Abnormal hepatic vein waveform (HV1 and HV2) (Table/Fig 6) (a), (Table/Fig 6) (b) was seen in 74% patients while the rest 26% patients showed normal triphasic wave forms (Table/Fig 7). Our findings are consistent with the observations of Colli A et al., (16) who observed abnormal hepatic vein waveforms in 75% cases of cirrhosis. Similarly, according to other few studies, flattening of the hepatic waveform can be used as diagnostic tool for chronic parenchymal liver disease (15),(16),(17). According to Bolondi L et al., (15), the mechanism of the change in the HV waveform may be related to liver fibrosis, which progressively reduces phasic oscillation in HVs. But according to a recent study by KCS et al., (18), HV waveforms are independent of liver functions and the changes appearing in cirrhotic livers is presumably due to the change in hepatic hemodynamics. So, changes in hepatic blood flow with progressive degree of cirrhosis alter the HV waveforms on Doppler evaluation.

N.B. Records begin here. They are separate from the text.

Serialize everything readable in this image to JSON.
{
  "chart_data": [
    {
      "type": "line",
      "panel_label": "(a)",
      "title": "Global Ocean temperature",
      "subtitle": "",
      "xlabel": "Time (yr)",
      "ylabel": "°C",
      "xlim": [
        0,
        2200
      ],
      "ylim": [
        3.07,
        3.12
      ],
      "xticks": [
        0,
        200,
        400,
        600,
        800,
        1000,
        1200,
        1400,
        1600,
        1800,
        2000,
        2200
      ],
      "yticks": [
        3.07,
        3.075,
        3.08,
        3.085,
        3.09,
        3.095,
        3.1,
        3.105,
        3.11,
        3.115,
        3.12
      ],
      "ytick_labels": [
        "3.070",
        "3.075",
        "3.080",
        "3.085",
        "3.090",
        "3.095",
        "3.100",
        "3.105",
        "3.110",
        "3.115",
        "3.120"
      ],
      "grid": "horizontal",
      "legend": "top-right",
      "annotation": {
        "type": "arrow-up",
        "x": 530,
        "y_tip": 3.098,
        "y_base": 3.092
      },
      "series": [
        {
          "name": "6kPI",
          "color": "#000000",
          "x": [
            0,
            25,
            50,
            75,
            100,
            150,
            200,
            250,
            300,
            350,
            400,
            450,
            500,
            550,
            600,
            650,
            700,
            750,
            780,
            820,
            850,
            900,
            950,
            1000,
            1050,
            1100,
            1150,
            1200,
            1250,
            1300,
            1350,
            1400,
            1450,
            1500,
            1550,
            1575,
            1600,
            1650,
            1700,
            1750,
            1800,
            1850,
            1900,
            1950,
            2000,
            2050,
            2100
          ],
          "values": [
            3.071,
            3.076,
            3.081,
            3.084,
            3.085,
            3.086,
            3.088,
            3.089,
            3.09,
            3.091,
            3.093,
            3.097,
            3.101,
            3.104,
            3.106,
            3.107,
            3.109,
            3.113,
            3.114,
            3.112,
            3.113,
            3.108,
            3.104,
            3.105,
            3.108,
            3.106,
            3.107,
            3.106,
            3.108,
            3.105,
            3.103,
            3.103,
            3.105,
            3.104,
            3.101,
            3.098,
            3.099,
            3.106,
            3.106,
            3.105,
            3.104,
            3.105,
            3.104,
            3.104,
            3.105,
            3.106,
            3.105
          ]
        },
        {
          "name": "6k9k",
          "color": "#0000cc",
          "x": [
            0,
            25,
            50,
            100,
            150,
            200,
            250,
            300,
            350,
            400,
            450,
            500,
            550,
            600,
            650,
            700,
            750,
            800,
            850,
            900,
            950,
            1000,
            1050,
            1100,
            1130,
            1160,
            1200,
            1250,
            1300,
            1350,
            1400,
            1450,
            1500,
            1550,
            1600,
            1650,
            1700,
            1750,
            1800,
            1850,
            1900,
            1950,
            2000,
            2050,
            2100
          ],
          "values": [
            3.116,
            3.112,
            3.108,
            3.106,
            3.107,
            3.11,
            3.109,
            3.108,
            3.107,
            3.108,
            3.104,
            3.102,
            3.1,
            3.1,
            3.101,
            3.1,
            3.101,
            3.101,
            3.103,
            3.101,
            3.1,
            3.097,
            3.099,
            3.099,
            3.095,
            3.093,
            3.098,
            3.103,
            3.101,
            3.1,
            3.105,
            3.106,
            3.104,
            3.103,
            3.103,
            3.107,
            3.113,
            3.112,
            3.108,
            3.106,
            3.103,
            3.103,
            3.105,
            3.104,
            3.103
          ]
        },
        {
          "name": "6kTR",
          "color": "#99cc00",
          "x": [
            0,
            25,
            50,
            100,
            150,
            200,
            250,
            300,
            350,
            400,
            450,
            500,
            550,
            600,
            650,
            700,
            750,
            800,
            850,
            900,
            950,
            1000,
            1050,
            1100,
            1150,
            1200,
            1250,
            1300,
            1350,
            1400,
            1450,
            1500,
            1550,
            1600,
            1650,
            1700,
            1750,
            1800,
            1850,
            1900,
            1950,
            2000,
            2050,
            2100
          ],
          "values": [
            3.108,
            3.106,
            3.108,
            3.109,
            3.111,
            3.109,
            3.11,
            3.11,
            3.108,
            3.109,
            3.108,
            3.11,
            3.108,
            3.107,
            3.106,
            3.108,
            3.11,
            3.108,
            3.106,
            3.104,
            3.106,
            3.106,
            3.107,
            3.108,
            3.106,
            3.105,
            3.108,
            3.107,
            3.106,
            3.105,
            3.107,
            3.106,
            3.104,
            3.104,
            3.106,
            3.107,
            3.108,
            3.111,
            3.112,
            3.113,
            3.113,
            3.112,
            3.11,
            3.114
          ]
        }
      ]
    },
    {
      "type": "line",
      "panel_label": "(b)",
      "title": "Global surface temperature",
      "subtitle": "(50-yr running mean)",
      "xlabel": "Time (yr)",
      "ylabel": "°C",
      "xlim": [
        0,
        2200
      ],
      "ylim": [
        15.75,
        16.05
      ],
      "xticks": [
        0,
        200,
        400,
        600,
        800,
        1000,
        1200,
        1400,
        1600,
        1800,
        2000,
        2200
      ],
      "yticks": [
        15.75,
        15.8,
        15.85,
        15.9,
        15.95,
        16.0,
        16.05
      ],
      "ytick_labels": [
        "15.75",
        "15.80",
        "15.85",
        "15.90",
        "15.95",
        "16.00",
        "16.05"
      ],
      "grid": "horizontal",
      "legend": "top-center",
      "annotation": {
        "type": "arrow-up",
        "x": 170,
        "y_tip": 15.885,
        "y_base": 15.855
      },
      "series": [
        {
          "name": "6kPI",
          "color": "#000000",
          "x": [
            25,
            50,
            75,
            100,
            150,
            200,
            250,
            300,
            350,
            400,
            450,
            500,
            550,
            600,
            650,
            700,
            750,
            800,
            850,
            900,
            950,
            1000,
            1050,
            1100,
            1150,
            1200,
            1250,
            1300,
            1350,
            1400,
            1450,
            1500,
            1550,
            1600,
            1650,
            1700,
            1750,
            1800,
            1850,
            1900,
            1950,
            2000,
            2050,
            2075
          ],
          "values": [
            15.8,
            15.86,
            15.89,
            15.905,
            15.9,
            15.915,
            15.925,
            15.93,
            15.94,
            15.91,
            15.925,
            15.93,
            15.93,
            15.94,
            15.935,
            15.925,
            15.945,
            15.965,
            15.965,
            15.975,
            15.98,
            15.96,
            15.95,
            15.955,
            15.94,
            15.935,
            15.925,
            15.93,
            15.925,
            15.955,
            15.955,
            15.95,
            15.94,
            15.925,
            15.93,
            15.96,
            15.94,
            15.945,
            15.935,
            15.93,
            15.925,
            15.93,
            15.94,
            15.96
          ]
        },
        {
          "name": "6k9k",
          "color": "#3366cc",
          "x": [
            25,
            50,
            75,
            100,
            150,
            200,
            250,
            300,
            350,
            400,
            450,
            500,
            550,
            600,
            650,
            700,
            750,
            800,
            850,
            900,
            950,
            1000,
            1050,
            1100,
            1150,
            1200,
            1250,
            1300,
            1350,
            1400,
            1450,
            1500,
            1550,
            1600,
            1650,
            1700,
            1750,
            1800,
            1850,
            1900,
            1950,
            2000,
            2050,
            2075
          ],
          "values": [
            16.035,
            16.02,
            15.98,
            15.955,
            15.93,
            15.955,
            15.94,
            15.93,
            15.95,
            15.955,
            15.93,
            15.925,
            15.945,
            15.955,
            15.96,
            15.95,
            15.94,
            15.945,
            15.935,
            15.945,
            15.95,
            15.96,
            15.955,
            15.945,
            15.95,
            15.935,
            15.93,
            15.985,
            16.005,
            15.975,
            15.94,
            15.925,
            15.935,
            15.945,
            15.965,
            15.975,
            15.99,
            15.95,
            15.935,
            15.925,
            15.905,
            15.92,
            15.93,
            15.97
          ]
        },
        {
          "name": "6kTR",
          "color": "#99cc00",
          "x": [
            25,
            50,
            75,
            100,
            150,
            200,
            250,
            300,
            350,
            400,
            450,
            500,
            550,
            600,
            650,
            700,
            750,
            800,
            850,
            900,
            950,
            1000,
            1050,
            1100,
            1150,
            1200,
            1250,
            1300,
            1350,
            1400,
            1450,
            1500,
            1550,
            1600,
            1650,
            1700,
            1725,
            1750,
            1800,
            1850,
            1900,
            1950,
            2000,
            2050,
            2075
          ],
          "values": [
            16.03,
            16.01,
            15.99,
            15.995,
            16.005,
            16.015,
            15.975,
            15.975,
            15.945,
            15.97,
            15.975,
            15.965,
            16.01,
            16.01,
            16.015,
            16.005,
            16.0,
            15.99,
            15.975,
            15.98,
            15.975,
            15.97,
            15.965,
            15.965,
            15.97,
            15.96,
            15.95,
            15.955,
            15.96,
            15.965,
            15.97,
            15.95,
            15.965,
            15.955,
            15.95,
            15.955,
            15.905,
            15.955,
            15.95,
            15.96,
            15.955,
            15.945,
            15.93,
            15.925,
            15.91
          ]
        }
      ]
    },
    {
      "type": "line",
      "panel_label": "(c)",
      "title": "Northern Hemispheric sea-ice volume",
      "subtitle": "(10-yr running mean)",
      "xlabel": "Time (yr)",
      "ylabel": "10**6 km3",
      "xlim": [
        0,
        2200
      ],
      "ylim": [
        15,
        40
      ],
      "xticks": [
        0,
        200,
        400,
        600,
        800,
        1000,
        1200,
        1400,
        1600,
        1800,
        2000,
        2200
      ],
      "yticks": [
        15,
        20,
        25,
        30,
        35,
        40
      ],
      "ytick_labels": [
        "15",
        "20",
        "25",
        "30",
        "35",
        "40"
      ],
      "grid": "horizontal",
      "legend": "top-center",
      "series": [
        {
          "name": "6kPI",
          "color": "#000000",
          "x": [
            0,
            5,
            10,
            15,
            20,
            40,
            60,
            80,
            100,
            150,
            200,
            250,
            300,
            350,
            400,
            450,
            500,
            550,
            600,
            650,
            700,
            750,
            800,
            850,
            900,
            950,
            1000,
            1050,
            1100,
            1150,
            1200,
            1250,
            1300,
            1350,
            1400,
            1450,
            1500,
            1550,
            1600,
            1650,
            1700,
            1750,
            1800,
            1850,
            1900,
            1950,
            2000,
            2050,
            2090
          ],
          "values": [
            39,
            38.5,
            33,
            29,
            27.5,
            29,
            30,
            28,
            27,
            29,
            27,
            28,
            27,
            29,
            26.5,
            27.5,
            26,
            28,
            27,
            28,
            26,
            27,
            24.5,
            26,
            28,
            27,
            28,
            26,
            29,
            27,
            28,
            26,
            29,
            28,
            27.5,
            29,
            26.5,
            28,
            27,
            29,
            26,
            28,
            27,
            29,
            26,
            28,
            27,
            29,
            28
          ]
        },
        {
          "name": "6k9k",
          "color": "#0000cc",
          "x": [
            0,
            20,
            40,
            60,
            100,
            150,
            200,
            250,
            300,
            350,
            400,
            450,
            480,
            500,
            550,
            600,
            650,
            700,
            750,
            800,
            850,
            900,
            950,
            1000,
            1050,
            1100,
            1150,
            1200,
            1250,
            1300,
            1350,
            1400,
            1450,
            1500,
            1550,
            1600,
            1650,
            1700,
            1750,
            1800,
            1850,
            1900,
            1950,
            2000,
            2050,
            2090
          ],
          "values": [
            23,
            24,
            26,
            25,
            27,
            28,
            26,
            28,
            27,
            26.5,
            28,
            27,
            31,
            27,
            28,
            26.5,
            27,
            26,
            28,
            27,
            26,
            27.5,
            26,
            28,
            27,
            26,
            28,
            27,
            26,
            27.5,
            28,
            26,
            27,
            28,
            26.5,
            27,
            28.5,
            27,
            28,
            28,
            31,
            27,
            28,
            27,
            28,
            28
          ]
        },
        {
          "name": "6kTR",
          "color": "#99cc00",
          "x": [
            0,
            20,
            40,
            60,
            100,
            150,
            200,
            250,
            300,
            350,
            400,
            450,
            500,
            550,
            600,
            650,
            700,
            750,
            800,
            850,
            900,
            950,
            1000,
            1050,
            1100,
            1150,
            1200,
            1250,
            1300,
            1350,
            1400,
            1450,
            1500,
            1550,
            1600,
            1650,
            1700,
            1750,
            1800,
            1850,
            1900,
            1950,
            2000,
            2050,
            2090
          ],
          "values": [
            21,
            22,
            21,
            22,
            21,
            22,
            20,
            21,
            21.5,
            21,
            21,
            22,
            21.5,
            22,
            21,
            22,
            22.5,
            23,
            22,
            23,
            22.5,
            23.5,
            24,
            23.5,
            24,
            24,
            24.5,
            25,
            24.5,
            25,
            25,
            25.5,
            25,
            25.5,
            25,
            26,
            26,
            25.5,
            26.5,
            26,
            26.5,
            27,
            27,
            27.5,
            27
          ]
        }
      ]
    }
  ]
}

The hepatic artery (HA) hemodynamics is also altered in cases of cirrhosis. HA shows increased resistance in chronic liver disease and cirrhosis (19). Normal values are < 0.66 for the HA resistance index and <1.1 on the pulsatility index (19).
One of the limitations was that the diagnosis of portal hypertension was made entirely on the basis upper GI endoscopy findings only. In no case, hepatic venous pressure gradient was calculated. Also in some cases, diagnosis of cirrhosis was based on the combination of clinical and laboratory findings and this could lead to excluding patients with early disease and those with atypical findings.
Doppler USG is an excellent modality for evaluating the flow hemodynamics in portal and hepatic circulation and can be used for non-invasive diagnosis in suspected cases of CLD and PHT with great reliability. It can be reliably used to distinguish patients of CLD with and without PHT and also aids in long-term management and follow up of patients with CLD.